Demain, nous tiendrons conseil.

À part cela, la nuit s'écoula sans incidents. Plus rien ne parvenait des échos du massacre. Tandis qu'ils fuyaient, ils avaient entr'aperçu, au tournant de la rivière, une lueur rouge lointaine. Brunschwick-Falls, village de frontière, achevait de se consumer. Alors ils restèrent accroupis, sans pensée, se réfugiant dans les ténèbres. Vers le gris de l'aube, quelque chose dévala la côte, sillonnant l'herbe et les broussailles, et Wolverines le glouton fut là, dardant ses crocs dans un rictus qui, cette fois, ressemblait à un sourire de bienvenue. Cantor surgit sur ses traces, portant un enfant anglais endormi dans ses bras, un petit garçon de trois ans qui suçait son pouce.
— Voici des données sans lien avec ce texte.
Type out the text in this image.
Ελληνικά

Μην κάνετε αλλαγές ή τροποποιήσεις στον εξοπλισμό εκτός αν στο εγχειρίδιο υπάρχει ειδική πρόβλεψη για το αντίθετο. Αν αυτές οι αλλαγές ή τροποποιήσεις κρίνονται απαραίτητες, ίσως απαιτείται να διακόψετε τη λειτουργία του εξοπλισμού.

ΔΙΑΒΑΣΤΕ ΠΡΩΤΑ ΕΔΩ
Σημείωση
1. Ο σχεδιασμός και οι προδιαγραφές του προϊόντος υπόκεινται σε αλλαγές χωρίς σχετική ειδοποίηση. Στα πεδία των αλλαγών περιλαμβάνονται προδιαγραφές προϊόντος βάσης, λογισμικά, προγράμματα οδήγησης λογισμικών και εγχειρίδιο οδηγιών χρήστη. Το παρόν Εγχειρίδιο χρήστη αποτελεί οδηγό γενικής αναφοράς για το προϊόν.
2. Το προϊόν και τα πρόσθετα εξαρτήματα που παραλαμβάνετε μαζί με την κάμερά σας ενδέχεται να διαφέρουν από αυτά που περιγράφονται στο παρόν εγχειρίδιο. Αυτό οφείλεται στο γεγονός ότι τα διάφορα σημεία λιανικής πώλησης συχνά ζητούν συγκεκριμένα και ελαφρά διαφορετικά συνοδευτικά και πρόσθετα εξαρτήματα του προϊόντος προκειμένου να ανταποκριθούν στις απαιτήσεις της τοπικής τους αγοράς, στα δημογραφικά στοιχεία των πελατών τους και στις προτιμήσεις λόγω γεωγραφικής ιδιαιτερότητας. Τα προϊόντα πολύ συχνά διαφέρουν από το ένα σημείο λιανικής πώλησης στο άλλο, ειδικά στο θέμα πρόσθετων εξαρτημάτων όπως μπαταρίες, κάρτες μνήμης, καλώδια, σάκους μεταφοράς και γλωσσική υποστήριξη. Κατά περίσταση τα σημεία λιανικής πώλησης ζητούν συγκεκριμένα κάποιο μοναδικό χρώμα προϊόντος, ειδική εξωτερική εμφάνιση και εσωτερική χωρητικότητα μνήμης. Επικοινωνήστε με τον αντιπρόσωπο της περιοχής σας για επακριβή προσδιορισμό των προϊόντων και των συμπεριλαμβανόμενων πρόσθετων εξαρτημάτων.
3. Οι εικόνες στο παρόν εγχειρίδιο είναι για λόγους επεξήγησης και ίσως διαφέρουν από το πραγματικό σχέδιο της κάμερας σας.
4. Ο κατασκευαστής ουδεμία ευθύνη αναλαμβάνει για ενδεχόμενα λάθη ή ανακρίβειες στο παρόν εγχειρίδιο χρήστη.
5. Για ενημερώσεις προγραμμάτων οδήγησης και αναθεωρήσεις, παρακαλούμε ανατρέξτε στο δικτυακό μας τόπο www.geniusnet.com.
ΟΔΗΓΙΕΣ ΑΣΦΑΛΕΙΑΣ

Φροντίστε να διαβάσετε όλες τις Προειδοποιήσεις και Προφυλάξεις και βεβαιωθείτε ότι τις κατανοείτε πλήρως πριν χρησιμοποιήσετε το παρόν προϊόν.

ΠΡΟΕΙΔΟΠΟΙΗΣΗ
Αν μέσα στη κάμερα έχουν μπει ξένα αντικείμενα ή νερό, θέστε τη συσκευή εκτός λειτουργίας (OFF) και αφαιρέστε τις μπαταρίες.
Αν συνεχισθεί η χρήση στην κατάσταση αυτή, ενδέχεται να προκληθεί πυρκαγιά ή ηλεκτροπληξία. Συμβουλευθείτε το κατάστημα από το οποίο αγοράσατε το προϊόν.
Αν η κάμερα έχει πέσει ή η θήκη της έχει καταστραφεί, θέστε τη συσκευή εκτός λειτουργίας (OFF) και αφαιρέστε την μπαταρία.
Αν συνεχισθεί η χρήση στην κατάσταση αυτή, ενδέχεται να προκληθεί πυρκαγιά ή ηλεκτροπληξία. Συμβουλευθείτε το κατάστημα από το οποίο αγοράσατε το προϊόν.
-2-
– Je l'ai trouvé debout près de sa mère scalpée, expliqua-t-il. Elle lui répétait : « Ne crains rien. Je te promets qu'ils ne te feront pas de mal. » Quand elle a vu que je le ramassais, enfin elle a fermé les yeux et elle est morte.

– C'est le fils de Rebecca Turner, dit Jane Stougton. Pauvre petit ! Déjà son père a été tué l'an dernier.

Ils se turent car les quatre Indiens s'approchaient. Ils ne semblaient pas agressifs. Séparés de leur horde et rendus perplexes par l'attitude de ces étranges captifs qui ne se laissaient pas saisir, ils avaient changé d'humeur.

Celui qui avait réclamé le fils des Corwin vint vers Cantor et tendit les mains vers le petit enfant.

– Donne-le-moi, dit-il. Donne-le-moi. J'ai tant rêvé d'avoir un enfant blanc dans mon wigwam, et ta mère ne voudra jamais me rendre celui que j'ai capturé à Newehewanik. Donne-moi celui-là qui n'a plus ni père, ni mère, ni famille, ni village. Que veux-tu donc en faire ? Moi, je l'emmènerai, j'en ferai un chasseur et un guerrier, je le rendrai heureux. Les enfants sont heureux dans nos cabanes.

Il avait un air suppliant et presque pitoyable.

Piksarett avait dû le convaincre au cours de la nuit, non sans malice, qu'Angélique ne le laisserait jamais emmener son jeune captif, le jeune Samuel, et que, s'il passait outre à ses décisions, elle le transformerait en orignal pour la fin de ses jours. Partagé entre la crainte d'un si triste sort et son bon droit, il estimait proposer une solution acceptable en se contentant du petit orphelin qu'avait sauvé Cantor. Angélique regarda son fils avec une interrogation pathétique dans le regard.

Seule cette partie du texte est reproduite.